FTC Cracks Down on a Variety of Melanoma Detection Apps

The most common cancer suffered around the world is skin cancer and the American Cancer Society has forecast a total of 73,870 new melanoma cases that will be diagnosed in the U.S. during 2015, with men expected to make up the majority of those cases. Melanoma, which occurs in skin cells known as melanocytes, can be survived if patients are treated early, although it still leads to the greatest numbers of death from skin cancer.

It’s not surprising to see, then, that many people have tried to leverage this desire to detect melanoma early with a plethora of fraudulent health products and services. This year, the FTC has announced a crackdown on a collection of mobile device applications that claim to be able to analyze a consumer’s risk of melanoma from an image captured of a mole or other anomaly on the skin. This April, the FTC ruled that Health Discovery Corporation, the developer of MelApp, would be barred from making any claims that its products diagnoses melanoma or can detect its risk factors.

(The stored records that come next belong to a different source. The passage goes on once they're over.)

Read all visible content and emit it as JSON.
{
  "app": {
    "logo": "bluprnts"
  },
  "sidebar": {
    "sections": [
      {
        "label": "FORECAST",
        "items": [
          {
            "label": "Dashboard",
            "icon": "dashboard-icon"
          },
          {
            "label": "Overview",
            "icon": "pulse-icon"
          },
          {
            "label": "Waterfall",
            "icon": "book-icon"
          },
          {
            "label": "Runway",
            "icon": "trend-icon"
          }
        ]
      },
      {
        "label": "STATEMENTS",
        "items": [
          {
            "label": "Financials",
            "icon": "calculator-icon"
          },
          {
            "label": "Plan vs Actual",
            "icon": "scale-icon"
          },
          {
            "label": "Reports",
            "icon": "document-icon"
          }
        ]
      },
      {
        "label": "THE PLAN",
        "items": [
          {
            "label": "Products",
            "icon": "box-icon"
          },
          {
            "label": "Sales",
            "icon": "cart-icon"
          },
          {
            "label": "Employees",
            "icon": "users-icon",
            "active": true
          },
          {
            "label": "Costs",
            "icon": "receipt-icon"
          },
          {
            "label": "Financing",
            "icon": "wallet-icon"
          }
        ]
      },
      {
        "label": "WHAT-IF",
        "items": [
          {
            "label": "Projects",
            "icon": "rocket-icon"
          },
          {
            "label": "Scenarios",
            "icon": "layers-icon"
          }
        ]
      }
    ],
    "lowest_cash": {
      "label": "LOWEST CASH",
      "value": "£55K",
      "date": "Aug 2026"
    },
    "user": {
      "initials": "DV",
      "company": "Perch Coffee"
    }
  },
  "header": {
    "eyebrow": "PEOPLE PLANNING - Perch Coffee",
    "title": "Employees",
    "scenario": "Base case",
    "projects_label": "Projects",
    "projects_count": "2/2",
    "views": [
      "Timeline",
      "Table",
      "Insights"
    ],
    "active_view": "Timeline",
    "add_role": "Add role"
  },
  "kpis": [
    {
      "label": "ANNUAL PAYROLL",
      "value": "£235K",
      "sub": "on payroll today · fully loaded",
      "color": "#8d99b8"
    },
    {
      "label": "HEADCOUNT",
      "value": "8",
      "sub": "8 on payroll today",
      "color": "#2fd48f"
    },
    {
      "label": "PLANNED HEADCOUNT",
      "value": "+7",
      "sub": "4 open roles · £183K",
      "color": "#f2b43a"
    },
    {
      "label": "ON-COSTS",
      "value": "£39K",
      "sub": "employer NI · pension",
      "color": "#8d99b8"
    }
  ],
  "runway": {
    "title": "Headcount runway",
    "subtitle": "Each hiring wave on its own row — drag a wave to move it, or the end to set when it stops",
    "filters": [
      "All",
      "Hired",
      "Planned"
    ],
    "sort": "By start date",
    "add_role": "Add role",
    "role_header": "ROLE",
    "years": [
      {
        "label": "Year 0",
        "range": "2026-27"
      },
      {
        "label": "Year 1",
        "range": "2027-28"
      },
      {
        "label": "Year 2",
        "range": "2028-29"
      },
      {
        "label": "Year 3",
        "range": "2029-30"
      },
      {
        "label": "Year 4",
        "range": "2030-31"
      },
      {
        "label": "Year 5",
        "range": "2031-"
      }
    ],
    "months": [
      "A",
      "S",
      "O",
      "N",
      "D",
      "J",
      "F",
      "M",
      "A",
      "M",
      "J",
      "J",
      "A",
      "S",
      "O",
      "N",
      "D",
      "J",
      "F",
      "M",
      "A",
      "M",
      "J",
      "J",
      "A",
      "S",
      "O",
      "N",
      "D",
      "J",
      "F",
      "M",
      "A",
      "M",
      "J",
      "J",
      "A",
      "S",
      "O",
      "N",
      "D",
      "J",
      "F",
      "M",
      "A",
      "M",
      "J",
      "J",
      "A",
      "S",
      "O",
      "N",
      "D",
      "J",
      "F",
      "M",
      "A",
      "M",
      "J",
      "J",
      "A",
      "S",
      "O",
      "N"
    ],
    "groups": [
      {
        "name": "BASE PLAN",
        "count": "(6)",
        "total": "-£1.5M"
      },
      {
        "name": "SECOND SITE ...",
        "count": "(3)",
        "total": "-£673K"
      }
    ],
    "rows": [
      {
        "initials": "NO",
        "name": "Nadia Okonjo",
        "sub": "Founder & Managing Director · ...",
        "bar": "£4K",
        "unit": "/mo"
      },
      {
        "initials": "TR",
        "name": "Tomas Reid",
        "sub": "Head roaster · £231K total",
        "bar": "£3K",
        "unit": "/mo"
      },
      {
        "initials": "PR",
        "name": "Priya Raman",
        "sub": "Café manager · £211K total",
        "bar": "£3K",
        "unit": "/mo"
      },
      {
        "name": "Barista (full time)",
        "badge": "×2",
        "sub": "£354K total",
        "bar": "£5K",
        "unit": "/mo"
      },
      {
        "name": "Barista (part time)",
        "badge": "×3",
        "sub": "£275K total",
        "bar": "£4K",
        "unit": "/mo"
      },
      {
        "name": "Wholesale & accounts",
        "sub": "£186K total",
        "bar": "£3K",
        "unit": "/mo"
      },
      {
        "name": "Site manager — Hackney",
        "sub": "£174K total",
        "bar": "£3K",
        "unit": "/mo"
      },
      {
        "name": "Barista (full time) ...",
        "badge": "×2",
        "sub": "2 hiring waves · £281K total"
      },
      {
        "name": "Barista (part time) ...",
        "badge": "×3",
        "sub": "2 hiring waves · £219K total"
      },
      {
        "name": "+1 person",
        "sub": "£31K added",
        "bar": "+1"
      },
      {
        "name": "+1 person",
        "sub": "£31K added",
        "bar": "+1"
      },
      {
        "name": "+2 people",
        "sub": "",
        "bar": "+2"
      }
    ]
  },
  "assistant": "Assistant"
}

Recently, the FTC decided in August to prohibit the Mole Detective apps sold by L Health Ltd. for Android and iOS devices at prices up to $4.99 per download. With the final defendant in the FTC case agreeing to a settlement, the FTC has effectively ridded the mobile world of a series of programs being sold while marketed under unsupported health claims. The settlement also requires the app’s owners to pay fines up to $60,000 unless the owner can prove an inability to pay the fine.